Social and personality psychologists strive toward theory advancement—or the derivation of truthful and applicable statements about human behavior—while often neglecting the methods that support those theoretical conclusions. In Chapter 1 of this dissertation, I discuss a two-stage process outlining how researchers’ measurement decisions are inextricably linked to the theoretical conclusions drawn from individual studies. Stage 1 involves formulating an initial definition and measurement tool for a construct, and Stage 2 involves placing this construct within a nomological network of other constructs.
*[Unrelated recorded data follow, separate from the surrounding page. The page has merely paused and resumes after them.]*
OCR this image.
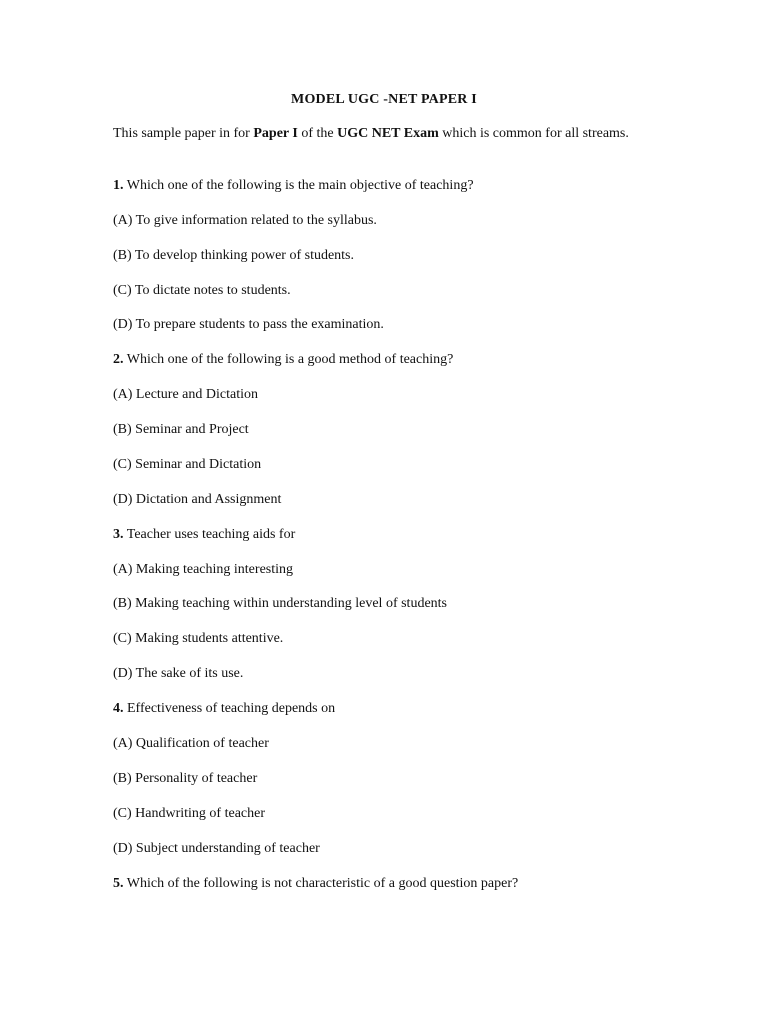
MODEL UGC -NET PAPER I
This sample paper in for Paper I of the UGC NET Exam which is common for all streams.
1. Which one of the following is the main objective of teaching?
(A) To give information related to the syllabus.
(B) To develop thinking power of students.
(C) To dictate notes to students.
(D) To prepare students to pass the examination.
2. Which one of the following is a good method of teaching?
(A) Lecture and Dictation
(B) Seminar and Project
(C) Seminar and Dictation
(D) Dictation and Assignment
3. Teacher uses teaching aids for
(A) Making teaching interesting
(B) Making teaching within understanding level of students
(C) Making students attentive.
(D) The sake of its use.
4. Effectiveness of teaching depends on
(A) Qualification of teacher
(B) Personality of teacher
(C) Handwriting of teacher
(D) Subject understanding of teacher
5. Which of the following is not characteristic of a good question paper?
Stage 2 is typically followed by iteration back to Stage 1, when the construct is re-formulated based on the findings from Stage 2. In Chapters 2 and 3, I use this two-stage process as a lens through which to analyze individual constructs of humility and happiness, describing research that constitutes a second iteration through Stage 1 of the measurement-theory cycle. In Chapter 2, I propose a revised definition of humility, showing that humility consists of two dimensions (appreciative and self-abasing humility), whereas prior formulations have measured only one dimension mirroring appreciative humility. In Chapter 3, I propose a revised definition of happiness in the context of discretionary spending on experiential and material purchases, demonstrating that explicitly measuring momentary happiness portrays material things in a more favorable light than has prior work which has measured afterglow happiness. In Chapter 4, I use the two-stage process as a lens through which to analyze the field of subjectively experienced distinct positive emotions, describing research that constitutes a second iteration through Stage 1 of the measurement-theory cycle and a second foray into Stage 2. Specifically, I construct bottom-up definitions and measurement tools for each positive emotion currently studied in the literature based on lay experience, and present the interrelations among these emotions. In Chapter 5, I reflect on lessons learned by comparing a wide range of literatures through the lens of the measurement-theory cycle, and I outline an agenda for the field of distinct positive emotions, which would build on the work presented in Chapter 4 and progress toward the ultimate goal of constructing a universal taxonomy of basic positive emotions.